Attention Model Metrics: {'accuracy': 0.86, 'precision': 0.4, 'recall': 0.014388489208633094, 'f1': 0.027777777777777776}


# Part 6: Reflection Questions
Answer directly in the markdown cells below once your experiments finish.


### 1. What are the roles of query, key, and value in the attention mechanism?
TODO: Write your explanation here.
Query is the information we are looking for
Key is the avaliable information we have
values are the returned values we get after looking through our keys(the best matches for the query)


### 2. Why do we use a scaling factor in the dot-product attention?
TODO: Summarize the numerical stability rationale.
it prevents the dot products from becoming to large.
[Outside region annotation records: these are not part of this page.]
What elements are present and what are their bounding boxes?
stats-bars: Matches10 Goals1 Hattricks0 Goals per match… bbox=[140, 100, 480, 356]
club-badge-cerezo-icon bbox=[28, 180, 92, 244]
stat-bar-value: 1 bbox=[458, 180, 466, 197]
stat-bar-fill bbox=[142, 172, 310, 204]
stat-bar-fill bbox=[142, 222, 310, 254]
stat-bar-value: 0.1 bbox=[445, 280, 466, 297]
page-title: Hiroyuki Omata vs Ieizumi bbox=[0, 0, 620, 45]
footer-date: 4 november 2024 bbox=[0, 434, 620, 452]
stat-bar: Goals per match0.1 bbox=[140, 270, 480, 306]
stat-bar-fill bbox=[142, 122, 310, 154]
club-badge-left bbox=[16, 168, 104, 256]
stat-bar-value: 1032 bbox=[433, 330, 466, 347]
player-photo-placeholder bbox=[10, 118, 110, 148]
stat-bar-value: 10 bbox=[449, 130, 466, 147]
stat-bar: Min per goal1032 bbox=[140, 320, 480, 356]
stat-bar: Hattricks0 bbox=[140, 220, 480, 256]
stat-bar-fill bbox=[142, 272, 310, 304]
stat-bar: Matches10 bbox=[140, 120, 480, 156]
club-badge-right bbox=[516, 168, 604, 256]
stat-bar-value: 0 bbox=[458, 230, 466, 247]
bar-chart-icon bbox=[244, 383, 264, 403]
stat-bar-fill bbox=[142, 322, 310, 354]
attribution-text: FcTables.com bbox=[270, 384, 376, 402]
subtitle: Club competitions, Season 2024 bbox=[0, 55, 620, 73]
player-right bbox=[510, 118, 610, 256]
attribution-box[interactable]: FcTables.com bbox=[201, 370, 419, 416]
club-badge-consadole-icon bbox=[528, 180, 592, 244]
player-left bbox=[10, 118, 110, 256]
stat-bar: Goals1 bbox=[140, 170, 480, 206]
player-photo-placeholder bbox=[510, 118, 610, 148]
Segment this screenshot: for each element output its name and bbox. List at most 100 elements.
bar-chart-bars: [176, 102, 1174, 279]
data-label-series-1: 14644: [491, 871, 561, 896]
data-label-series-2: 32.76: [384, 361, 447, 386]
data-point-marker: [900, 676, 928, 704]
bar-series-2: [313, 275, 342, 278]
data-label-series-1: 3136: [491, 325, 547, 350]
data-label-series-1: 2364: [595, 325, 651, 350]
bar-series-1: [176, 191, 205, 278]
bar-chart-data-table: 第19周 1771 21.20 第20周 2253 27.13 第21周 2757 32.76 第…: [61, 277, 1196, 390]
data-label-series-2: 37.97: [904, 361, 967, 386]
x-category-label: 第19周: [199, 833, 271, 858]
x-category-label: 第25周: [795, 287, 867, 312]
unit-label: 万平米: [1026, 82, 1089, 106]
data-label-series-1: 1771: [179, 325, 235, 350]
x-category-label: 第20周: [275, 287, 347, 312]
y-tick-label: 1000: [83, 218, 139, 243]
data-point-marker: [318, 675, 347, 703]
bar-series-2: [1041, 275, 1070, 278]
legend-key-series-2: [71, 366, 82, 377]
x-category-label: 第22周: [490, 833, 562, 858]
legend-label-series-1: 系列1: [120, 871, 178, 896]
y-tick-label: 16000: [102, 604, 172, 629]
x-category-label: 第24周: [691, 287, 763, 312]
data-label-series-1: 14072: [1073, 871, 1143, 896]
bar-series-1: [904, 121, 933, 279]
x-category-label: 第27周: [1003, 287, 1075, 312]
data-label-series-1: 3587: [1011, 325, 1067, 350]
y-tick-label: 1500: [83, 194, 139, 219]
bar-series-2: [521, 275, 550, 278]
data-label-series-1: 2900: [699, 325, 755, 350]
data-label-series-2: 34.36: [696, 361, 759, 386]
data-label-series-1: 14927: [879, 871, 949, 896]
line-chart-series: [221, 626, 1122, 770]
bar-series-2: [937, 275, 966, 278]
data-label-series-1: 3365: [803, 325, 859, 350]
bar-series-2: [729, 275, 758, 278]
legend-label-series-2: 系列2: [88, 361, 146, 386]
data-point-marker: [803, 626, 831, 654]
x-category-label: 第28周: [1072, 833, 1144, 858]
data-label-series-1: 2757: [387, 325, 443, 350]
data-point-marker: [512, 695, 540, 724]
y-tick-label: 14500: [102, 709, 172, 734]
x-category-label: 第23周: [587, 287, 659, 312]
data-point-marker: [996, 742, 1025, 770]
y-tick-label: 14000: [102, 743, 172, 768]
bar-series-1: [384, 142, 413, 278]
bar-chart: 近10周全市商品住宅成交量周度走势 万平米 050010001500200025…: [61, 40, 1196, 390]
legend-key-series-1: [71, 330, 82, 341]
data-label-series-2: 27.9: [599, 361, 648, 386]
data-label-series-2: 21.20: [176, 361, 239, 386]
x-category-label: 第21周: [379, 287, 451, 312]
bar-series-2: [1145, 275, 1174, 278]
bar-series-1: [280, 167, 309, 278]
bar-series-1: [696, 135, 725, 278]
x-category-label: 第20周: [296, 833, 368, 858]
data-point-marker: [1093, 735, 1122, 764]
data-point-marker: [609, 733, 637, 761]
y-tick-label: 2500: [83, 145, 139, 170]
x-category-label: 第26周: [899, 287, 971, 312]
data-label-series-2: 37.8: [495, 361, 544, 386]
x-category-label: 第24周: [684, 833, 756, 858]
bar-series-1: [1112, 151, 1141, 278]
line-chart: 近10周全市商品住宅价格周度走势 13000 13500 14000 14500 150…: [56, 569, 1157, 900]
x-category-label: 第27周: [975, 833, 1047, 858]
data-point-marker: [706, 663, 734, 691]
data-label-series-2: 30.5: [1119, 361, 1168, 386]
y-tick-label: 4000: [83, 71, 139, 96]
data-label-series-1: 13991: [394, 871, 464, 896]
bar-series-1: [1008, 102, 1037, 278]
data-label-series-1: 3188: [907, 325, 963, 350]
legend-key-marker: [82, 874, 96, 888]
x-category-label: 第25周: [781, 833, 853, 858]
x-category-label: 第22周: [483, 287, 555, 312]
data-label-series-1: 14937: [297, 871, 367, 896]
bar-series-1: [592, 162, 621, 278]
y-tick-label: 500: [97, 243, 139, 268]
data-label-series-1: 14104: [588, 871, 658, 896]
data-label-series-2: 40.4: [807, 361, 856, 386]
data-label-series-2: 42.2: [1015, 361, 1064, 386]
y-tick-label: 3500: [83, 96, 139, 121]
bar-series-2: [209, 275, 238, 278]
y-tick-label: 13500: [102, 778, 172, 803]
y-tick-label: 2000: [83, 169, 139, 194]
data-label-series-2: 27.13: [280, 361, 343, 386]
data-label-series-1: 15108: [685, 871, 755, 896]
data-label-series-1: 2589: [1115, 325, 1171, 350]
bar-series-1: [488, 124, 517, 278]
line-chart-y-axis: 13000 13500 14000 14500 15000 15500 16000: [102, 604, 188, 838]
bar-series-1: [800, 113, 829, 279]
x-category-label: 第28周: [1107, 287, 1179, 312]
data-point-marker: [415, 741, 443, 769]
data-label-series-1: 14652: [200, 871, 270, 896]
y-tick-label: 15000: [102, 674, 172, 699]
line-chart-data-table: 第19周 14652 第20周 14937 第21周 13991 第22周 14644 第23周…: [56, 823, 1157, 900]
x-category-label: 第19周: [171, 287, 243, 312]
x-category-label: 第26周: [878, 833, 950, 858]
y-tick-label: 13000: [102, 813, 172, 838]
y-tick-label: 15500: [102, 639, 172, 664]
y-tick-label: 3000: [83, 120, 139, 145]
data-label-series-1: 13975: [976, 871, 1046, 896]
### 3. How does self-attention differ from traditional sequence models like RNNs?
TODO: Compare processing style, dependency capture, and efficiency.
it processes each word and is able to effeciently connect words even in large sentences. RNN struggle to retain connections on longer prompts.

### 4. Performance analysis
TODO: Discuss which model performed better, describe trade-offs, and suggest one improvement for the custom attention classifier.
The gpt model performed better on recall but the attn model was more accuracate and precise.